Всѣ глаза устремились на Юханцева. Дамы наставили бинокли и лорнеты, точно въ театрѣ, когда появляется знаменитый теноръ или баритонъ.
Лицо ординарное: нѣсколько одутловатое, окаймленное небольшой бородой, — словомъ, ничего такого, отъ чего дама могла-бы придти въ восторгъ. Плотная фигура была одѣта въ потертый, но безукоризненно-сшитый пиджакъ, изъ бокового кармана котораго выглядывалъ кончикъ носового платка. Подсудимый сидѣлъ, опустивъ голову.

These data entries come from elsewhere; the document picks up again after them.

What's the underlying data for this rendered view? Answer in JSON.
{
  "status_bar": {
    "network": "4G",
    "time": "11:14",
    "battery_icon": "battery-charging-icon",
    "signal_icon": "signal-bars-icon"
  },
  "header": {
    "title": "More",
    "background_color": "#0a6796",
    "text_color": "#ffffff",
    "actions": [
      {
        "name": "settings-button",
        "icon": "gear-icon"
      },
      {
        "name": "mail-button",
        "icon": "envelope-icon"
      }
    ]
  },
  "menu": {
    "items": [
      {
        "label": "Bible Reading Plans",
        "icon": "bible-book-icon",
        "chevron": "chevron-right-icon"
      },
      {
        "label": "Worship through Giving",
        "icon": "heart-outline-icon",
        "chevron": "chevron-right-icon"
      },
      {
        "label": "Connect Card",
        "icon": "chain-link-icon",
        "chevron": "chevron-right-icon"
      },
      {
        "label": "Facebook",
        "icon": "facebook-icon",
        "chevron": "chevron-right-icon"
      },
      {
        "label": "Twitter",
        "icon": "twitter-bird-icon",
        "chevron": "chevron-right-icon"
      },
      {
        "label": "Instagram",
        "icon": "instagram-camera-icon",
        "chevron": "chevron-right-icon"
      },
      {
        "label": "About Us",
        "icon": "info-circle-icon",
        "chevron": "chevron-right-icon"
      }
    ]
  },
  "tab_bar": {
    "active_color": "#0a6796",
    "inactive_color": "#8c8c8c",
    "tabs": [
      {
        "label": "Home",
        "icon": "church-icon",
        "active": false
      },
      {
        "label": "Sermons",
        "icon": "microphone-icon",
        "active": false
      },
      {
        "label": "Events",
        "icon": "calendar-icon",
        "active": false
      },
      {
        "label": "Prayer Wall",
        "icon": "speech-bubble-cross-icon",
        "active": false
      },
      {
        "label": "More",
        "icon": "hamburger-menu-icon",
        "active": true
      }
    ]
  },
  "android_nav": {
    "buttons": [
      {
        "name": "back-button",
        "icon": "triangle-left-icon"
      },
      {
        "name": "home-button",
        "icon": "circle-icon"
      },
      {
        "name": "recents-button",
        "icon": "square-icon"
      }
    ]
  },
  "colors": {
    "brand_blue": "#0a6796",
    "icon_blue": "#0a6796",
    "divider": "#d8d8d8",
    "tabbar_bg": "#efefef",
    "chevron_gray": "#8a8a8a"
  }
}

Пришелъ судъ. Послѣ повѣрки свидѣтелей и выбора присяжныхъ засѣдателей, началось чтеніе длиннаго обвинительнаго акта. Послѣ окончанія чтенія, на вопросъ предсѣдателя, признаетъ-ли подсудимый себя виновнымъ въ присвоеніи суммъ около двухъ милліоновъ и подлогахъ, подсудимый отвѣтилъ тихимъ голосомъ, что признаетъ себя виновнымъ въ растратѣ, но въ подлогахъ виновнымъ не признаетъ, и затѣмъ вошелъ въ нѣкоторыя подробности относительно того, какъ онъ бралъ изъ кассы деньги.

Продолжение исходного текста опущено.